OPEC: Cheap oil will keep flowing, for now

At an OPEC members' meeting in Algeria, Saudi Arabia and Iran say they won't cut production, meaning oil prices will likely stay low. Is a deal in the future?

Sidali Djarboub/AP
Energy ministers from OPEC and other oil-producing countries attend the opening session of the15th International Energy Forum Ministerial meeting in Algiers, Algeria on Tuesday. At meetings in Algeria this week, energy ministers from OPEC and other oil-producing countries are discussing whether to freeze production levels to boost global oil prices.

An OPEC deal to cut or cap oil output looks unlikely for the immediate future, as Saudi Arabia and Iran say their focus is on hearing different views.

Energy ministers from OPEC and other oil-producing countries are meeting in Algiers this week to discuss whether production should be capped to boost the oil price. Some observers hoped that the International Energy Forum would produce a deal that could provide certainty about the future of the commodity.

Any kind of deal would require the cooperation of Saudi Arabia, the world’s largest oil exporter, and Iran, which has been ramping up production in an effort to regain its pre-sanctions market share. The two countries may not be looking for an agreement at this point, but some signs suggest the oil glut could stabilize soon.

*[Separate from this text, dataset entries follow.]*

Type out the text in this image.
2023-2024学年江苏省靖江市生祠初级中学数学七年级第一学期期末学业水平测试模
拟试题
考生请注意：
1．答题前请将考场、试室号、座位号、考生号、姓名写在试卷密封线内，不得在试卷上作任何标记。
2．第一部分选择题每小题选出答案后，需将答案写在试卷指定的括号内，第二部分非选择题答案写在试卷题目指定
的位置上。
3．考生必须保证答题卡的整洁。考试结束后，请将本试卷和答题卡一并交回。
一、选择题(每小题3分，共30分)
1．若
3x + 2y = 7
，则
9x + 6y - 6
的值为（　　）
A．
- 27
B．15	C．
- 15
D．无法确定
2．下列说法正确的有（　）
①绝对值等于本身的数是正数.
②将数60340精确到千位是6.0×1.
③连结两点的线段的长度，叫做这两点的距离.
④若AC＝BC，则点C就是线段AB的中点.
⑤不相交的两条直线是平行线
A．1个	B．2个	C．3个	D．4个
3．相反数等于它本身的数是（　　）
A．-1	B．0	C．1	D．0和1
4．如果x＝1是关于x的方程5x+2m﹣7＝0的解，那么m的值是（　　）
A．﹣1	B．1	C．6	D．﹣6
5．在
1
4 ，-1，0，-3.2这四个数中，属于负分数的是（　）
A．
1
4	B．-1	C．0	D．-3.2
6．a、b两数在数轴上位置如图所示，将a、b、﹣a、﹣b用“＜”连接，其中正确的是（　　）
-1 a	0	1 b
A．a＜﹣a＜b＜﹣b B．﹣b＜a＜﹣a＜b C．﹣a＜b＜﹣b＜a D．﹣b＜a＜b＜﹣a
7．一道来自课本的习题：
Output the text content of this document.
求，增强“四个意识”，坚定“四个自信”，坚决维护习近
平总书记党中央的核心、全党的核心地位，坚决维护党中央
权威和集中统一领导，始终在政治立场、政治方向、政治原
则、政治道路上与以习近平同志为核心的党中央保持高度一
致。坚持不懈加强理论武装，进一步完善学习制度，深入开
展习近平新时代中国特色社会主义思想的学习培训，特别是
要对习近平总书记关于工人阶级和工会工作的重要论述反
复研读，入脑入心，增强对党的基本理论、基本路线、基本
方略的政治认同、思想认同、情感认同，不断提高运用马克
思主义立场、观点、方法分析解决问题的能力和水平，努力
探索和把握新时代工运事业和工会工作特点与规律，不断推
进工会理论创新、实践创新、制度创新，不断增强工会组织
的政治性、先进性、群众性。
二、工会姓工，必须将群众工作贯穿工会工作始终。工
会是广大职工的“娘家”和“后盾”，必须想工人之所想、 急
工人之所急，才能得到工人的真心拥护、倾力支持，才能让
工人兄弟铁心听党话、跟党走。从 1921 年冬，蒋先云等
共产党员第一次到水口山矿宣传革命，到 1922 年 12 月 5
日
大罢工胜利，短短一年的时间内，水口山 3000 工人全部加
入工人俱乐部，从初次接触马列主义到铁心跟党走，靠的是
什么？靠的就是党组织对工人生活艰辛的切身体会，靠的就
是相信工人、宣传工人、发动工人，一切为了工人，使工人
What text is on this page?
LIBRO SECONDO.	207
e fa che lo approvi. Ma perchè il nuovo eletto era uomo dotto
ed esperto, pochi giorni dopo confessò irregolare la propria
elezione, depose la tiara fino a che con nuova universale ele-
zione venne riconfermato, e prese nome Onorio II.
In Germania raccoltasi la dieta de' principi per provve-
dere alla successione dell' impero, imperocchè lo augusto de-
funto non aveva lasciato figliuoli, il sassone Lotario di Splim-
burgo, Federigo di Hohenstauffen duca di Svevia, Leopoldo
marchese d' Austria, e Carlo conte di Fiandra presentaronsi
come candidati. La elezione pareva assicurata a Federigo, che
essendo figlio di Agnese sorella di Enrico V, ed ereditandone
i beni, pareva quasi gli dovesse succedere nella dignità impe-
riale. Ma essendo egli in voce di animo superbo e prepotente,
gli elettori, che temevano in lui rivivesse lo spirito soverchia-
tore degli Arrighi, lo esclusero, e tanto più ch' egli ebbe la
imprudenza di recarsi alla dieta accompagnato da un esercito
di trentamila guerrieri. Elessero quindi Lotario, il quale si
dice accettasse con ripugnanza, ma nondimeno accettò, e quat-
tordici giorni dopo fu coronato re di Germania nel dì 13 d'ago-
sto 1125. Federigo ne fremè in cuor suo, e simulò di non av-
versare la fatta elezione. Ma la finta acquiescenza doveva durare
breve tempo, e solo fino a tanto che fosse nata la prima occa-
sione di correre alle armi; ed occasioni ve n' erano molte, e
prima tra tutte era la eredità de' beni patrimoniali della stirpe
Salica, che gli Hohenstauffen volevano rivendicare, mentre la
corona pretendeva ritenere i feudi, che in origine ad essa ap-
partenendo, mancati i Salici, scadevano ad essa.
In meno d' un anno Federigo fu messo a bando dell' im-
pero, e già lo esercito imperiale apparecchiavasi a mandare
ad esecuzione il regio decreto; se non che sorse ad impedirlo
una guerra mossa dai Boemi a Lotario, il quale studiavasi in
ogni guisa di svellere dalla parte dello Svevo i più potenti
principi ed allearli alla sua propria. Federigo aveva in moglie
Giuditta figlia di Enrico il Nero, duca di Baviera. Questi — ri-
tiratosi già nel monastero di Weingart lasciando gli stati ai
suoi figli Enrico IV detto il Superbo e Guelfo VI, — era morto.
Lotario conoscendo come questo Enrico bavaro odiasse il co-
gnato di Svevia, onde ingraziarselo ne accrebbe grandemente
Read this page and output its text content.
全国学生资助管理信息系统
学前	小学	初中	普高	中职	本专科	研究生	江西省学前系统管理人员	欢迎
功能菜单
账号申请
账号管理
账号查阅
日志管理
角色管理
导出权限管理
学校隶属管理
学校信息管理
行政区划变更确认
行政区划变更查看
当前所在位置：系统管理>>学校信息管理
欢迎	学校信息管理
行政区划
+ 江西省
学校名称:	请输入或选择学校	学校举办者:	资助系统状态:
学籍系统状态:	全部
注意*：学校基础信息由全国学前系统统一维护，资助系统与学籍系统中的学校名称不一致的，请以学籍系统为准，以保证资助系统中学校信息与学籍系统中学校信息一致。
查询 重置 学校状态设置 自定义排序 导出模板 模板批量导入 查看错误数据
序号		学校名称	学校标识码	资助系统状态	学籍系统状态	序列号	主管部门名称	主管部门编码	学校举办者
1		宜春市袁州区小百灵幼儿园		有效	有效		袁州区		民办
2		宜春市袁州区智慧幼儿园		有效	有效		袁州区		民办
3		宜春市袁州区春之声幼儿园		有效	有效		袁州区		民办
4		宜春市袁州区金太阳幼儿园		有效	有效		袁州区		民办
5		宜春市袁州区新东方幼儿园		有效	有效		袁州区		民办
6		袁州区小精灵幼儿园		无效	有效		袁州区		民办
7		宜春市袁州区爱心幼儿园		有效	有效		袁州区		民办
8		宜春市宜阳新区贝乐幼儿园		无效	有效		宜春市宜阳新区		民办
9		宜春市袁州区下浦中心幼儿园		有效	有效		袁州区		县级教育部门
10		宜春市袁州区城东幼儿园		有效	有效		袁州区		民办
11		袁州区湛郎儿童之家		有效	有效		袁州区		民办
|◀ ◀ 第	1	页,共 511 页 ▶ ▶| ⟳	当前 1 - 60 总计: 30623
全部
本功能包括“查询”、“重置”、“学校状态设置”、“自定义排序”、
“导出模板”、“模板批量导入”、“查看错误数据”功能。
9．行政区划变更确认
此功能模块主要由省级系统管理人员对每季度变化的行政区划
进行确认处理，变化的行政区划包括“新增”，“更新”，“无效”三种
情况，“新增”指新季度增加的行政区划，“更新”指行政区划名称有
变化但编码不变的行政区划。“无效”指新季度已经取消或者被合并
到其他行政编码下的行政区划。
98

“We are feeling good about the market, and I think the rebalancing is here but taking [longer] than what we had hoped,” Saudi Energy Minister Khalid al-Falih told reporters in Algiers. “Rebalancing” refers to a new equilibrium between oil production and consumption that will produce higher oil prices.

High production levels, which began in mid-2014 as part of an OPEC strategy to increase market share, have led to record output levels and forced down the value of a barrel of oil. Producers in states where the cost of oil production is high have come under increasing pressure

A Deloitte report released in February said that one-third of US oil companies were at high risk of going bankrupt in 2016 because of collapsing prices. But 86 percent of industry professionals think US oil and gas are rebounding or will do so in the next two years, according to a Deloitte survey.

Some signs point to a future deal. Notably, Saudi Arabia agreed to reduce production to January levels, according to Algeria’s Energy Minister, despite previously refusing to cut output to prevent Iran from regaining market share. The cut would remove about half of Saudi Arabia’s 1 million barrels per day increase since 2014. 

This reduction is contingent on a production freeze by Iran, however, that would cap Iran’s production at around 3.6 million barrels per day – half a million barrels fewer, or 15 percent less, than Iran says would get it back to its pre-sanctions share of global oil production. 

For its part, Iran has said that an agreement may be forthcoming. Iranian oil minister Bijan Zanganeh told reporters, “It is not the time for decision-making,” but he added, “We will try to reach agreement for November.” The next formal OPEC meeting will take place in Vienna on November 30. The National Iranian Oil Company expects the country to hit pre-sanctions levels of production in late 2016 or early 2017.

The international picture remains complicated, as states like Iraq and Libya seek to increase output and gain the revenue they need. Other states, such as Venezuela and Angola, are desperate for a reduction in output to shore up prices. Russia, which recently touched an all-time high in output (11.75 million barrels per day) would support a production freeze, the country’s oil minister said on Tuesday.